Is this French verb masculine or feminine?
Try these tips for remembering whether a noun is feminine or masculine in French. Developing memory tricks, especially those that that paint a picture in your mind, is an ideal way of learning and remembering key language points.
- Most feminine nouns end in an “e” and most masculine nouns don’t. Feminine nouns use “une” and masculine nouns use “un”.
- “Frère”, “père” and “grandpère” all end in an “e” but you can obviously only use “un”because they are masculine words.
- Even though “soeur” ends with a consonant you could obviously only use “une” with it because a sister is female.
- Traditionally flowers are given to women.
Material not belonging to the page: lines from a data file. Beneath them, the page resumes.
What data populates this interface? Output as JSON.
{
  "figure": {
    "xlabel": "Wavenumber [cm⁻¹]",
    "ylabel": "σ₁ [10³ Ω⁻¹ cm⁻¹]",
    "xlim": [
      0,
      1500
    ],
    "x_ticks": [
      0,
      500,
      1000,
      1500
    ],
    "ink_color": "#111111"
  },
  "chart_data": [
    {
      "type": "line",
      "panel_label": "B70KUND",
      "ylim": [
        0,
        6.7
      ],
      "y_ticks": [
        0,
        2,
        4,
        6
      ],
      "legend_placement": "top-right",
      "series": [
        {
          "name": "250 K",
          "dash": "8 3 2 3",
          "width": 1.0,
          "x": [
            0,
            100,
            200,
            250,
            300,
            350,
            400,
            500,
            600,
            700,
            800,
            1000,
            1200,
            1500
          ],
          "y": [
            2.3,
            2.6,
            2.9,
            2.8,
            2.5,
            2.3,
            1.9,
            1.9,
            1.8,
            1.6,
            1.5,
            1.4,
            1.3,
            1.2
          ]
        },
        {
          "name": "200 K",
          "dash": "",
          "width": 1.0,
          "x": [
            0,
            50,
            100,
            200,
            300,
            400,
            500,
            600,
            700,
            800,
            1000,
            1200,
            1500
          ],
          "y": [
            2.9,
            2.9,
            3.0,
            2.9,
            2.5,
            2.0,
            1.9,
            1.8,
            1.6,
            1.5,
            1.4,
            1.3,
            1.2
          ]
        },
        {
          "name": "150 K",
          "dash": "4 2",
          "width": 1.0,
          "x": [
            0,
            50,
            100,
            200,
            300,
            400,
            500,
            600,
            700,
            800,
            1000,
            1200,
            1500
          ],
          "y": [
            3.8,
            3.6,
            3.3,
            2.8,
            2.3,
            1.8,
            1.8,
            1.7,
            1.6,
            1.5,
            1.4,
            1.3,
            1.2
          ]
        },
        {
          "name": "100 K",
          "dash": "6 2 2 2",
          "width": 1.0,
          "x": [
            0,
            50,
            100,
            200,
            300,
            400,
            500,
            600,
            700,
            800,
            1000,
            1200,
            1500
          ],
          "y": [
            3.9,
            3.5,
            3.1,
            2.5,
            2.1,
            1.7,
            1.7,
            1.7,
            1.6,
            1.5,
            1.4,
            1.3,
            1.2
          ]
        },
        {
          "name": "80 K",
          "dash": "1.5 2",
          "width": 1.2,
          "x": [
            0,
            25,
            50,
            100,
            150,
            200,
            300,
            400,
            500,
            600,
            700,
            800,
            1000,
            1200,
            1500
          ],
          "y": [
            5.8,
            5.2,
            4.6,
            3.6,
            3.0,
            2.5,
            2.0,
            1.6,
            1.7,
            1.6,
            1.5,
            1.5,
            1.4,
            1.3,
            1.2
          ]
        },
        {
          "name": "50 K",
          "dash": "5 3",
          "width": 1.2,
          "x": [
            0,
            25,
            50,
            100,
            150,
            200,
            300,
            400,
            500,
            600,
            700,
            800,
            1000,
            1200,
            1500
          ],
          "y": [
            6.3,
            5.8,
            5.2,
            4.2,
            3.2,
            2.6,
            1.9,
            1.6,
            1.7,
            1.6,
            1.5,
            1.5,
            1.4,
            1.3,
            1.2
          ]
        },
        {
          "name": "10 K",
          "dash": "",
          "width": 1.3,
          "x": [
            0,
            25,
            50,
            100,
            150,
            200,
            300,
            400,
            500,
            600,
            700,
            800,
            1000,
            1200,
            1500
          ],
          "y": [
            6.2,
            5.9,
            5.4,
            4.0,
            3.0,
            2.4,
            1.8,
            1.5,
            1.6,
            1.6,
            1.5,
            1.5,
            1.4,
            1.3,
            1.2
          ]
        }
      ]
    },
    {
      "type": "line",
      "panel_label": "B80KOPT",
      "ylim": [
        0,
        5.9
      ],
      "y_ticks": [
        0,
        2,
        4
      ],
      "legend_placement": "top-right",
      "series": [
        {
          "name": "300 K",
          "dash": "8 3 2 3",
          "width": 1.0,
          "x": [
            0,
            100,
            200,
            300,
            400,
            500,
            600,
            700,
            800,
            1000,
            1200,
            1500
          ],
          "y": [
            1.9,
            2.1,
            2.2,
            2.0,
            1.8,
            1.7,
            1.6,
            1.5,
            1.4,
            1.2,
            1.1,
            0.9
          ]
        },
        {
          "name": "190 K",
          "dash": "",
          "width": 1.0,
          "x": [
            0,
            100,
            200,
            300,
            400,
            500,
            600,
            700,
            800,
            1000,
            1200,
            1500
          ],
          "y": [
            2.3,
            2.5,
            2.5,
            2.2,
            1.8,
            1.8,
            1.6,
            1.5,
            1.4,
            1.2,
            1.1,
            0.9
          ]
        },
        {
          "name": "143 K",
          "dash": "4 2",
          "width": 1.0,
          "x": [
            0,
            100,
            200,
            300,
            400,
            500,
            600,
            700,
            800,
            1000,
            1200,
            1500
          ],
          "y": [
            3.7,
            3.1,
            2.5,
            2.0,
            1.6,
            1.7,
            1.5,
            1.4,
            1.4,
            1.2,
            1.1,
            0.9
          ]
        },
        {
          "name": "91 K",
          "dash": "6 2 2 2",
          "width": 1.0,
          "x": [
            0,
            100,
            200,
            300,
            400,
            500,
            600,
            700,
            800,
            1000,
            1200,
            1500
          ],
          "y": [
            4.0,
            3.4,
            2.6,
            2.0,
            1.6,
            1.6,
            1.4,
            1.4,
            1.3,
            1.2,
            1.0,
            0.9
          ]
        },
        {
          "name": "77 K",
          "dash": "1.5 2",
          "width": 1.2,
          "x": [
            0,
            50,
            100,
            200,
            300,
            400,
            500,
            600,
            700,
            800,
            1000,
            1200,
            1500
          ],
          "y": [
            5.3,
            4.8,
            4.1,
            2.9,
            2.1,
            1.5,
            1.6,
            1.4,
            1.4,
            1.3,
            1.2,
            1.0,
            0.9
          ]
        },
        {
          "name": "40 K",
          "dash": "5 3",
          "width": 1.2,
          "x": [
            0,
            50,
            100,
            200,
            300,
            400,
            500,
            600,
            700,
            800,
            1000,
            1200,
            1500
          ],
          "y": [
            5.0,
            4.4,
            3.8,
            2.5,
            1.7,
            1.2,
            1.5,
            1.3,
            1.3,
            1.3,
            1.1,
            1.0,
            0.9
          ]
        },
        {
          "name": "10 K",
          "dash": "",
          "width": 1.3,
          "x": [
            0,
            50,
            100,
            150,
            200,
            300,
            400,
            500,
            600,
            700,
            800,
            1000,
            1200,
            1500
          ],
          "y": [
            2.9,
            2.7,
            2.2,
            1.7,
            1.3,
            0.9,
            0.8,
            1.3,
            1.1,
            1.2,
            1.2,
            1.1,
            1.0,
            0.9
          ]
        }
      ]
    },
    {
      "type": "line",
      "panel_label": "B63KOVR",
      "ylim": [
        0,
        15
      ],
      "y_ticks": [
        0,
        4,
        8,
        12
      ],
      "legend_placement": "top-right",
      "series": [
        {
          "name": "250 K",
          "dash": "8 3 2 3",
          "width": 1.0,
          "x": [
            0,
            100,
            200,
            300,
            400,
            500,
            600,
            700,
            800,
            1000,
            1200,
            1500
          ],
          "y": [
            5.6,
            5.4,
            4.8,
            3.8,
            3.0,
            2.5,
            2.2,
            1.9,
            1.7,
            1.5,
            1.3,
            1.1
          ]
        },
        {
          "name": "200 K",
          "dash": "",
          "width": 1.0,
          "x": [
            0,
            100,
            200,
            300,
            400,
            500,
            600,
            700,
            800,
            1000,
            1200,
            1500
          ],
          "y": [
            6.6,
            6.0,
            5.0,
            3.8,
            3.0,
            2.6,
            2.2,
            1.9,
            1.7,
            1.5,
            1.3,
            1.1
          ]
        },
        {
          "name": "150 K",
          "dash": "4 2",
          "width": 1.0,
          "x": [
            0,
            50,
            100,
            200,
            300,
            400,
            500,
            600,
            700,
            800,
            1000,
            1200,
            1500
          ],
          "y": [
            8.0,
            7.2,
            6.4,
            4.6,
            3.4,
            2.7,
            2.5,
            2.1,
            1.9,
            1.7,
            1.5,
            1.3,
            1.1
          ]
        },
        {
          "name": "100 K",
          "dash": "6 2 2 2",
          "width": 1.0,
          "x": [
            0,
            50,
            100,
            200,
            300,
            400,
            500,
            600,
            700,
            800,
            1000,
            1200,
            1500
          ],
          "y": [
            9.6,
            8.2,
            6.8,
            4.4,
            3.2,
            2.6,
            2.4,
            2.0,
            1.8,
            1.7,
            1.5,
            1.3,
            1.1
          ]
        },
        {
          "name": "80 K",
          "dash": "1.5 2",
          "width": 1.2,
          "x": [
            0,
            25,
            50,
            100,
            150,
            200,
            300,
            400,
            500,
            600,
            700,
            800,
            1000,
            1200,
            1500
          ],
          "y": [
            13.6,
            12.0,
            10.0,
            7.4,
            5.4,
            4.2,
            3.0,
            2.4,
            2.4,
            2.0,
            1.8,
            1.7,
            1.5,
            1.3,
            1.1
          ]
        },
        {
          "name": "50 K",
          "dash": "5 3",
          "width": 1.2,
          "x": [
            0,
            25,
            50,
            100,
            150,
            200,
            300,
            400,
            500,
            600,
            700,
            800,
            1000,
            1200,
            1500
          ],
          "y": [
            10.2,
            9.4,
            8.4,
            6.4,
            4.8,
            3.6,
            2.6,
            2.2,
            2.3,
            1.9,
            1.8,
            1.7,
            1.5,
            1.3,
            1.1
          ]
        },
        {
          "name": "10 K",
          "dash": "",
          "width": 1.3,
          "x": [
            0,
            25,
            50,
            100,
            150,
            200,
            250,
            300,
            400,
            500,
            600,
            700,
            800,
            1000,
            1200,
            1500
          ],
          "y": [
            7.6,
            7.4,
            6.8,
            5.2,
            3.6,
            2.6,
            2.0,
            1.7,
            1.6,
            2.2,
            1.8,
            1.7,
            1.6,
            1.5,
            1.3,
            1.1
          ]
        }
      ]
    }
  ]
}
That’s why “fleur” can only be feminine.
- Traditionally women didn’t go out to work and used to stay at home. That’s why “maison” can only be feminine.
- Think of women watching more television because they haven’t gone out to work. That’s why “télévision” is feminine. Also, the television is in the house and “maison” is feminine.
- “Une télévision” will also help you remember that other nouns that end in “ion”, such as “une question” and “une correction”, are also feminine.
- Remember that for many centuries education was reserved exclusively for men. They were the only ones allowed to open books. That’s why “livre” can only be masculine.
- Think of the important role of the telephone in business, traditionally a male domain. That’s why “téléphone” can only be masculine.
- Remember that it can only be acceptable for men to drink alcohol and it’s been proven that men can absorb more alcohol than women. That is why a glass, “un verre”, is masculine.